“沒事,晚上一起吃飯。”溫灝天淺淺地笑著說。
“嗯,知道啦,我再睡會,拜拜。”
掛掉蘇良辰的電話,溫灝天 永永沒有掛掉電話,他覺得,自己的耳畔仿佛帶著蘇良辰溫熱的氣息。
“哥,你和她在美國呆了那么久,才一晚上沒見面,就開始想念了嗎?”溫婷穿著一襲緊身的衣裙,一邊喝著飲料,一邊晃了過來。

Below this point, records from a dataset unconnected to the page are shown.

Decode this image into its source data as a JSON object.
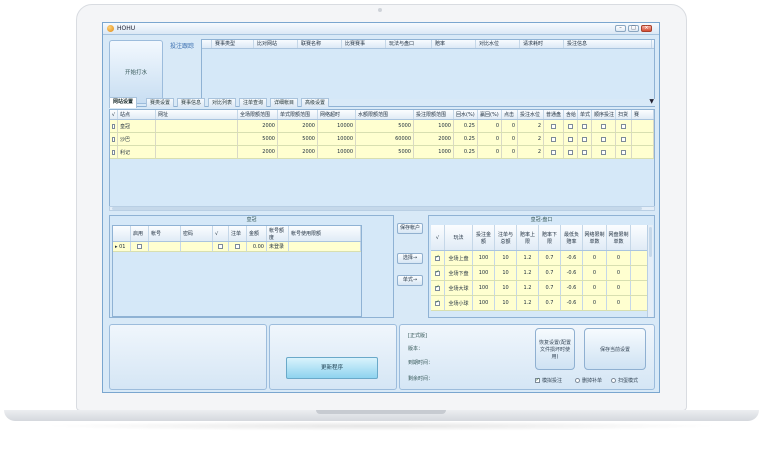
{
  "window": {
    "title": "HOHU",
    "minimize": "–",
    "maximize": "□",
    "close": "×"
  },
  "start_button": {
    "label": "开始打水"
  },
  "tracking": {
    "label": "投注跟踪",
    "columns": [
      "赛事类型",
      "比对网站",
      "联赛名称",
      "比赛赛事",
      "玩法与盘口",
      "赔率",
      "对比水位",
      "请求耗时",
      "投注信息"
    ]
  },
  "tabs": [
    "网站设置",
    "赛类设置",
    "赛事信息",
    "对比列表",
    "注单查询",
    "详细帐目",
    "高级设置"
  ],
  "site_grid": {
    "columns": [
      "√",
      "站点",
      "网址",
      "全场限额范围",
      "单式限额范围",
      "网络超时",
      "水额限额范围",
      "投注限额范围",
      "回水(%)",
      "赢回(%)",
      "点击",
      "投注水位",
      "普通盘",
      "含给",
      "单式",
      "顺序投注",
      "扫货",
      "赛"
    ],
    "rows": [
      {
        "checked": false,
        "site": "皇冠",
        "url": "",
        "full_limit": "2000",
        "single_limit": "2000",
        "timeout": "10000",
        "water_limit": "5000",
        "bet_limit": "1000",
        "rebate": "0.25",
        "winback": "0",
        "click": "0",
        "level": "2"
      },
      {
        "checked": false,
        "site": "沙巴",
        "url": "",
        "full_limit": "5000",
        "single_limit": "5000",
        "timeout": "10000",
        "water_limit": "60000",
        "bet_limit": "2000",
        "rebate": "0.25",
        "winback": "0",
        "click": "0",
        "level": "2"
      },
      {
        "checked": false,
        "site": "利记",
        "url": "",
        "full_limit": "2000",
        "single_limit": "2000",
        "timeout": "10000",
        "water_limit": "5000",
        "bet_limit": "1000",
        "rebate": "0.25",
        "winback": "0",
        "click": "0",
        "level": "2"
      }
    ]
  },
  "account_panel": {
    "title": "皇冠",
    "columns": [
      "启用",
      "帐号",
      "密码",
      "√",
      "注单",
      "金额",
      "帐号额度",
      "帐号使用限额"
    ],
    "rows": [
      {
        "marker": "▸",
        "index": "01",
        "enabled": false,
        "account": "",
        "password": "",
        "check": false,
        "note": false,
        "amount": "0.00",
        "quota": "未登录",
        "limit": ""
      }
    ]
  },
  "side_buttons": {
    "save_account": "保存帐户",
    "select": "选择→",
    "single": "单式→"
  },
  "odds_panel": {
    "title": "皇冠-盘口",
    "columns": [
      "√",
      "玩法",
      "投注金额",
      "注单与总额",
      "赔率上限",
      "赔率下限",
      "最低负赔率",
      "网络限制单数",
      "网盘限制单数"
    ],
    "rows": [
      {
        "checked": true,
        "play": "全场上盘",
        "amount": "100",
        "ratio": "10",
        "upper": "1.2",
        "lower": "0.7",
        "min_neg": "-0.6",
        "net_limit": "0",
        "disk_limit": "0"
      },
      {
        "checked": true,
        "play": "全场下盘",
        "amount": "100",
        "ratio": "10",
        "upper": "1.2",
        "lower": "0.7",
        "min_neg": "-0.6",
        "net_limit": "0",
        "disk_limit": "0"
      },
      {
        "checked": true,
        "play": "全场大球",
        "amount": "100",
        "ratio": "10",
        "upper": "1.2",
        "lower": "0.7",
        "min_neg": "-0.6",
        "net_limit": "0",
        "disk_limit": "0"
      },
      {
        "checked": true,
        "play": "全场小球",
        "amount": "100",
        "ratio": "10",
        "upper": "1.2",
        "lower": "0.7",
        "min_neg": "-0.6",
        "net_limit": "0",
        "disk_limit": "0"
      }
    ]
  },
  "bottom": {
    "update_button": "更新程序",
    "edition": "[正式版]",
    "version_label": "版本：",
    "expiry_label": "到期时间：",
    "remaining_label": "剩余时间：",
    "restore_button": "恢复设置(配置文件损坏时使用)",
    "save_button": "保存当前设置",
    "options": [
      {
        "label": "模拟投注",
        "checked": true
      },
      {
        "label": "删掉补单",
        "checked": false
      },
      {
        "label": "扫蛋模式",
        "checked": false
      }
    ]
  }
}
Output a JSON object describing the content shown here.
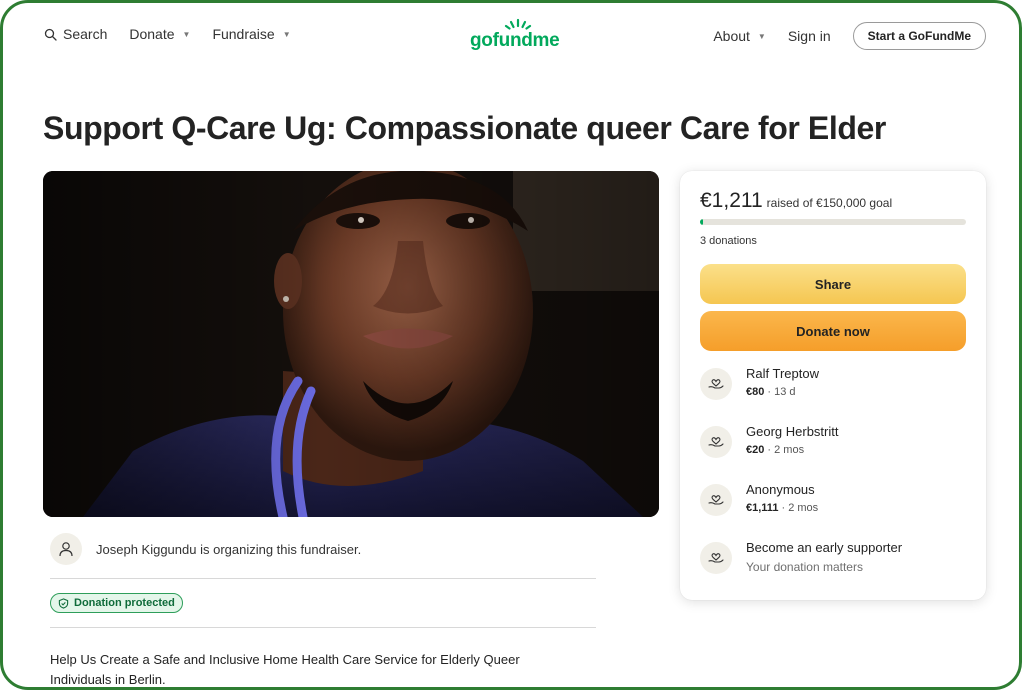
{
  "header": {
    "search_label": "Search",
    "donate_label": "Donate",
    "fundraise_label": "Fundraise",
    "logo_text": "gofundme",
    "about_label": "About",
    "signin_label": "Sign in",
    "start_label": "Start a GoFundMe"
  },
  "page": {
    "title": "Support Q-Care Ug: Compassionate queer Care for Elder"
  },
  "organizer": {
    "text": "Joseph Kiggundu is organizing this fundraiser."
  },
  "badge": {
    "label": "Donation protected"
  },
  "story": {
    "text": "Help Us Create a Safe and Inclusive Home Health Care Service for Elderly Queer Individuals in Berlin."
  },
  "card": {
    "raised_amount": "€1,211",
    "raised_goal": "raised of €150,000 goal",
    "progress_fraction": 0.0081,
    "donations_count": "3 donations",
    "share_label": "Share",
    "donate_label": "Donate now",
    "donors": [
      {
        "name": "Ralf Treptow",
        "amount": "€80",
        "time": " · 13 d"
      },
      {
        "name": "Georg Herbstritt",
        "amount": "€20",
        "time": " · 2 mos"
      },
      {
        "name": "Anonymous",
        "amount": "€1,111",
        "time": " · 2 mos"
      }
    ],
    "early": {
      "title": "Become an early supporter",
      "subtitle": "Your donation matters"
    }
  },
  "colors": {
    "brand_green": "#02a95c",
    "share_yellow": "#f5c651",
    "donate_orange": "#f59e2a",
    "frame_green": "#2e7d32"
  },
  "icons": [
    "search-icon",
    "chevron-down-icon",
    "user-icon",
    "shield-icon",
    "heart-hand-icon"
  ]
}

溫灝天望了一眼溫婷,唇角上揚,“哥的世界你不懂!”轉身拿過一杯水,喝了幾口。
溫婷將嘴唇一撇,眉目間隱去了微笑,換作了一絲憤怒,“我不懂!我確實不懂,那個蘇良辰到底有什么好,令你這么低三下四的忘不掉她,我都替你感到悲哀!”溫婷說完,雪白的牙齒輕咬著嘴唇,令旁邊的溫灝天不由得一蹙眉。
“婷婷,你這口氣也未免太狠了罷,別忘了,我可是你哥哥。”溫灝天表情生冷地說。
“我哥?”溫婷眼睛茫然的看著溫灝天,嘴里重復著溫灝天剛才的話,不禁嗤笑起來,“你若是我哥的話,就不應該帶蘇良辰回來!”
她敢斷定,那個冷酷的男人如果知道蘇良辰回來了,肯定會更加不會看她一眼!
“婷婷,你怎么能這么說,良辰有手有腳,她有她的自由!”溫灝天盯著溫婷的眼睛一字一句地說。
“哈哈——”溫婷表情忽然猙獰起來,哈哈大笑起來,在溫灝天的面容轉為不耐煩時,她忽然停止了笑,大聲說,“溫灝天,你信不信,蘇良辰一回到夏城,又會重回到喬司離的身邊,不過,這一切可是你自導自演的,所以,在自食后果時,別怪我沒提醒你!”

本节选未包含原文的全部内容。